Las orquídeas son una flor elegante, con distintos colores, y sobre todo, con un aroma riquísimo que llena de vida cualquier espacio del hogar. Sin embargo, sobre todo después del invierno, la planta no vuelve a tener flores y está tan debilitada que parece morir, pero hay una posibilidad de salvarla con algunos simples tips.
Y aunque algunos piensan que la solución está en el abono o la poda estratégica de la planta, los especialistas en jardinería advierten que la clave para revivir una planta y lograr que florezca nuevamente no está en los fertilizantes, sino en un factor aún más fundamental: la luz.

Cabe destacar que las orquídeas tienen un ritmo natural de floración que debe respetarse y su espiga floral suele comenzar a desarrollarse a fines del otoño y principios del invierno, para que sus flores se abran al inicio de la primavera, con una duración de tres meses promedio.
Este ciclo se repite cada 8 a 12 meses, dependiendo de la subespecie. Por eso, si la planta no está en ese período o acaba de florecer, no necesariamente hay un problema.

Cómo cuidar una planta de orquídeas: el verdadero secreto para que florezca
Un error muy frecuente a tener en cuenta, es colocar las orquídeas en lugares con poca iluminación, solamente para que cumplan un rol decorativo. Y si bien las plantas no deben exponerse al sol directo, sí requieren de una cantidad de luz intensa, sobre todo en sus raíces.
Para cuidar una planta de orquídea, debés seguir estos pasos:
- Colocá la maceta cerca de una ventana orientada al sur o sureste, evitando la exposición directa al sol.
- Usá recipientes transparentes, ya que las raíces también necesitan captar luz.
- Observá las hojas, ya que si son verdes oscuro, es que les falta luz. Por otro lado, si son verde claro, es porque tienen exceso de luz
- Cuidar el entorno durante la floración: cuando esto sucede, lo importante es no mover la maceta, ya que la misma espiga floral buscará la luz y, si se cambia de posición, puede generar un estrés en la planta, provocando que muera.

Por último, el riego es otro de los factores clave para que una orquídea se mantenga sana y pueda florecer correctamente, aunque no es tan determinante como la luz en lo que respecta a la floración.
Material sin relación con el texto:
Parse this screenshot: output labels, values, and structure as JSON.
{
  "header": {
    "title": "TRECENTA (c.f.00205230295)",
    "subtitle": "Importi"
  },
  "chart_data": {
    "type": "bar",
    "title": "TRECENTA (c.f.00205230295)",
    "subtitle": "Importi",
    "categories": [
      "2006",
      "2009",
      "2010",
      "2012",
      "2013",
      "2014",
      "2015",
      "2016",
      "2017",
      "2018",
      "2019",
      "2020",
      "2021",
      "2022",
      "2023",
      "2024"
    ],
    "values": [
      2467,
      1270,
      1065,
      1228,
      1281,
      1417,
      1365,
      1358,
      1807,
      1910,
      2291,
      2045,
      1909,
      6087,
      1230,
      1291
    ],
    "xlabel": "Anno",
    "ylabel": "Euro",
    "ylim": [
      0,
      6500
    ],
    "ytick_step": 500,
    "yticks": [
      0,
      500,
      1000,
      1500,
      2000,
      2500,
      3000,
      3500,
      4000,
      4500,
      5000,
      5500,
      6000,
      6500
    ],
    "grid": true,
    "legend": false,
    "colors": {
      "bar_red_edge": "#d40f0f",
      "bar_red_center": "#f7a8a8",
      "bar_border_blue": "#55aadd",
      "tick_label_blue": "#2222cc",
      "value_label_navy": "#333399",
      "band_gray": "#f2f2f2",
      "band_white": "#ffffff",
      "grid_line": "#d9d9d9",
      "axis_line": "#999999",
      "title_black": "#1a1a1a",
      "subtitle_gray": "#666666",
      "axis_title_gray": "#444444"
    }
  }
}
Con regarla una vez por semana en invierno, y cada cinco días en verano, será suficiente para que crezca sana y feliz.
- Consejos básicos para mantener tus orquídeas sanas después de la temporada de floración
Cuando las orquídeas se marchitan, muchas personas creen que la planta se murió, pero en realidad, lo que ocurre es que entran en una “etapa de descanso”, un proceso completamente natural que le permite recuperar energía para volver a florecer.
Durante este período es importante mantener algunos cuidados básicos. La planta debe seguir recibiendo mucha luz indirecta, ya que el sol directo puede quemar sus hojas. También conviene reducir ligeramente la frecuencia de riego, dejando que el sustrato se seque parcialmente entre una aplicación y otra para evitar el exceso de humedad en las raíces.
Otro aspecto clave es utilizar un sustrato específico para orquídeas, compuesto generalmente por corteza de pino, carbón vegetal o fibra de coco, que favorece la aireación de las raíces. Además, se recomienda aplicar un fertilizante especial para orquídeas cada dos o cuatro semanas durante la etapa de crecimiento, siguiendo siempre las indicaciones del fabricante.

- El ciclo natural de floración: en qué época tus orquídeas vuelven a dar flores
La época de floración de las orquídeas depende de la especie, pero en general, florecen una vez al año, generalmente entre finales del invierno y la primavera o durante el verano, cuando aumentan las horas de luz y las temperaturas son más favorables.
En el caso de las populares Phalaenopsis, una de las variedades más cultivadas en interiores, las flores suelen aparecer entre el invierno y el comienzo de la primavera y pueden mantenerse abiertas entre dos y cuatro meses si la planta recibe los cuidados adecuados.
Para estimular una nueva floración, los especialistas aconsejan mantener una diferencia de temperatura entre el día y la noche de unos 5 °C durante algunas semanas, además de asegurar una buena iluminación y una fertilización equilibrada. Estas condiciones ayudan a que la planta inicie naturalmente la formación de una nueva vara floral.